John whirled and fled to his room.

He doesn’t really want that, he chided himself. It’s just the heat talking. Even though Sherlock had already gone through three heats since John moved in and never seemed to have a problem locking himself away in his bedroom before. John had stayed with Harry for the first one, Sarah for the second, and wanked himself half-blind in his own bed for the most recent. With his window open and the door shut and a spare blanket wadded up against it so Sherlock’s delicious aroma seeped through as little as possible. Not that he’d needed it--just the hint of pheromones and the thought of Sherlock writhing naked on an uncaring piece of silicone had been enough to make John compulsively wear out his wrist and use up most of a pump-top bottle of lube because he couldn’t always be bothered to stop long enough to open a proper two-handed twist cap. Sherlock had signaled the end of his heat by melting a plastic cutting board onto the hob and summoning the fire department for the third time in three weeks. They hadn’t been impressed, but the singed smell did wonders to clear out the lingering heat scents.

“John.” The voice came from right outside his bedroom door.

“I know you didn’t mean it,” John called out in response. “Sherlock, just go back downstairs and see yourself through. It’s okay.”

“I did mean it, though.” A dull thud, as of Sherlock’s body leaning against the door, but he didn’t turn the handle. “You don’t believe me.”

“When you’re nearly nude and probably only minutes from going into your heat proper? No, Sherlock, I don’t. But go curl up in your nest before you drip on the floor and inadvertently give me a hard-on every time I go down my own stairs. Please.”

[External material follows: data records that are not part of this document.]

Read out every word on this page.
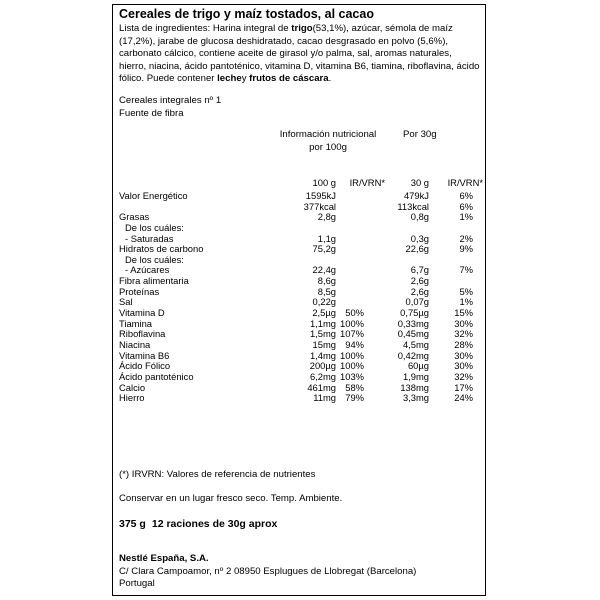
Cereales de trigo y maíz tostados, al cacao
Lista de ingredientes: Harina integral de trigo(53,1%), azúcar, sémola de maíz (17,2%), jarabe de glucosa deshidratado, cacao desgrasado en polvo (5,6%), carbonato cálcico, contiene aceite de girasol y/o palma, sal, aromas naturales, hierro, niacina, ácido pantoténico, vitamina D, vitamina B6, tiamina, riboflavina, ácido fólico. Puede contener lechey frutos de cáscara.
Cereales integrales nº 1
Fuente de fibra
Información nutricional
por 100g
Por 30g
100 g IR/VRN*	30 g IR/VRN*
Valor Energético	1595kJ	479kJ	6%
377kcal	113kcal	6%
Grasas	2,8g	0,8g	1%
De los cuáles:
- Saturadas	1,1g	0,3g	2%
Hidratos de carbono	75,2g	22,6g	9%
De los cuáles:
- Azúcares	22,4g	6,7g	7%
Fibra alimentaria	8,6g	2,6g
Proteínas	8,5g	2,6g	5%
Sal	0,22g	0,07g	1%
Vitamina D	2,5µg 50%	0,75µg	15%
Tiamina	1,1mg 100%	0,33mg	30%
Riboflavina	1,5mg 107%	0,45mg	32%
Niacina	15mg 94%	4,5mg	28%
Vitamina B6	1,4mg 100%	0,42mg	30%
Ácido Fólico	200µg 100%	60µg	30%
Ácido pantoténico	6,2mg 103%	1,9mg	32%
Calcio	461mg 58%	138mg	17%
Hierro	11mg 79%	3,3mg	24%
(*) IRVRN: Valores de referencia de nutrientes
Conservar en un lugar fresco seco. Temp. Ambiente.
375 g 12 raciones de 30g aprox
Nestlé España, S.A.
C/ Clara Campoamor, nº 2 08950 Esplugues de Llobregat (Barcelona)
Portugal
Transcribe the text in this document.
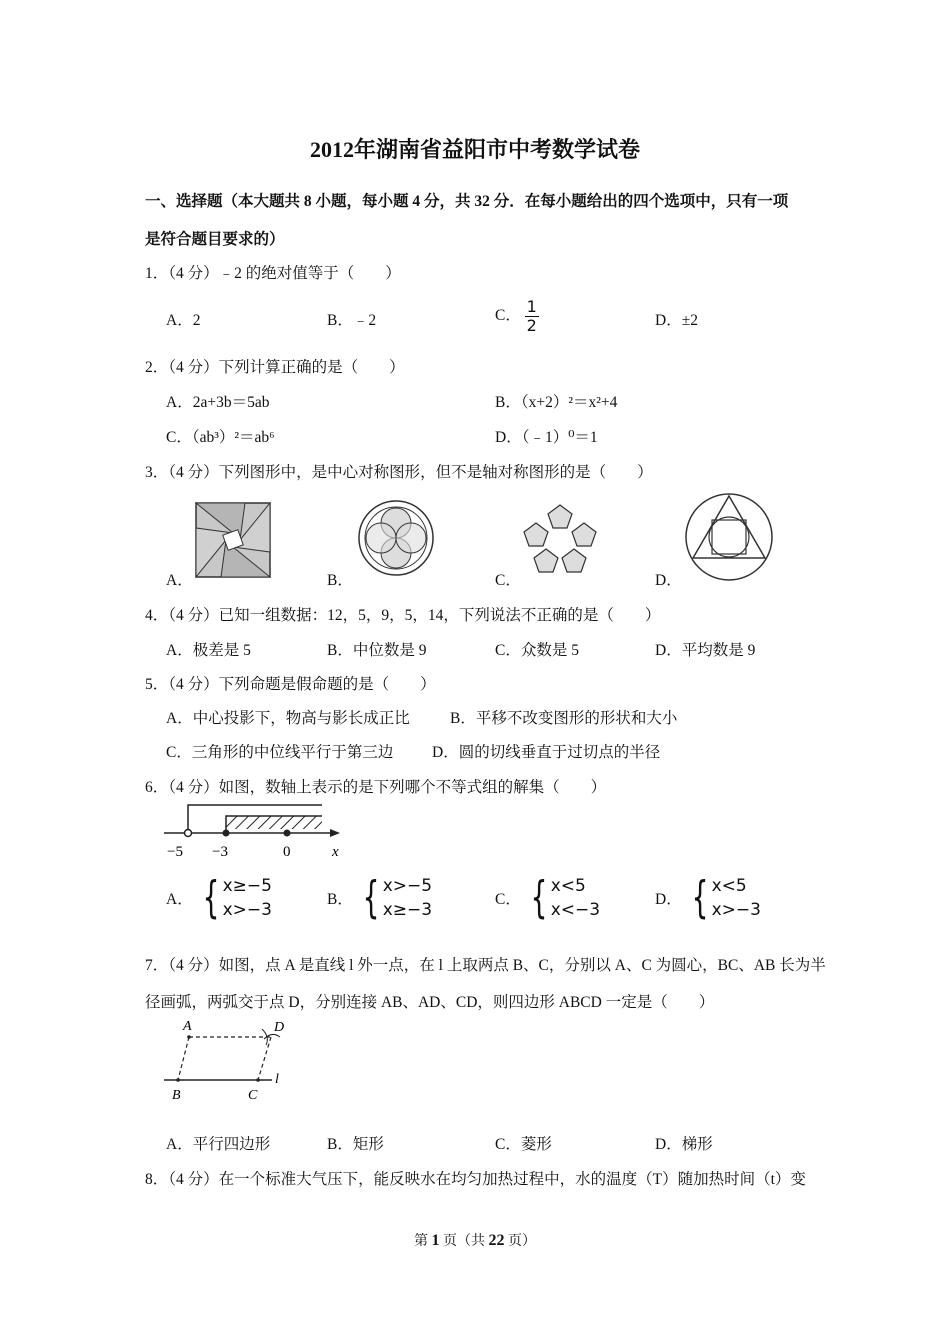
2012年湖南省益阳市中考数学试卷
一、选择题（本大题共 8 小题，每小题 4 分，共 32 分．在每小题给出的四个选项中，只有一项
是符合题目要求的）
1．（4 分）﹣2 的绝对值等于（　　）
A．2	B．﹣2	C． $\frac{1}{2}$	D．±2
2．（4 分）下列计算正确的是（　　）
A．2a+3b＝5ab	B．（x+2）²＝x²+4
C．（ab³）²＝ab⁶	D．（﹣1）⁰＝1
3．（4 分）下列图形中，是中心对称图形，但不是轴对称图形的是（　　）
A．	B．	C．	D．
4．（4 分）已知一组数据：12，5，9，5，14，下列说法不正确的是（　　）
A．极差是 5	B．中位数是 9	C．众数是 5	D．平均数是 9
5．（4 分）下列命题是假命题的是（　　）
A．中心投影下，物高与影长成正比	B．平移不改变图形的形状和大小
C．三角形的中位线平行于第三边 D．圆的切线垂直于过切点的半径
6．（4 分）如图，数轴上表示的是下列哪个不等式组的解集（　　）
−5 −3	0	x
A． { x≥−5
x>−3
B． { x>−5
x≥−3
C． { x<5
x<−3
D． { x<5
x>−3
7．（4 分）如图，点 A 是直线 l 外一点，在 l 上取两点 B、C，分别以 A、C 为圆心，BC、AB 长为半
径画弧，两弧交于点 D，分别连接 AB、AD、CD，则四边形 ABCD 一定是（　　）
A	D
B	C
l
A．平行四边形	B．矩形	C．菱形	D．梯形
8．（4 分）在一个标准大气压下，能反映水在均匀加热过程中，水的温度（T）随加热时间（t）变
第 1 页（共 22 页）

Sherlock groaned. It sounded something like “Dull.” The door thumped again, louder. Probably him banging his head on it. “I will,” he finally said, “but please look under your bedside lamp. And then I’ll leave it up to you.”

Petulant footsteps retreating.

John lifted his lamp--not somewhere he’d normally check--and sitting there was a small folded slip of paper.

John, it read:

If you are reading this, it is undoubtedly because you have proved me right and are attempting to be noble against all evidence suggesting it isn’t needed. I presume I have finally propositioned you and you’ve deluded yourself into believing I’m not currently capable of consent, by virtue of my heat or some other reason. Let me make it plain: I, Sherlock Holmes, being of sound mind and body, hereby do invite Captain John H. Watson into my bed for the purposes of a ludicrous amount of sodomy and exchange of bodily fluids. I also invite him into my life in the role of bondmate and permanent partner, if he so wishes. In all uses of the word.

John, get your arse downstairs to me.

S

John dropped the note and flew down the stairs after his impossible, prescient, ridiculous soon-to-be husband.

They had a nest to christen, and lot of sodomy to catch up on.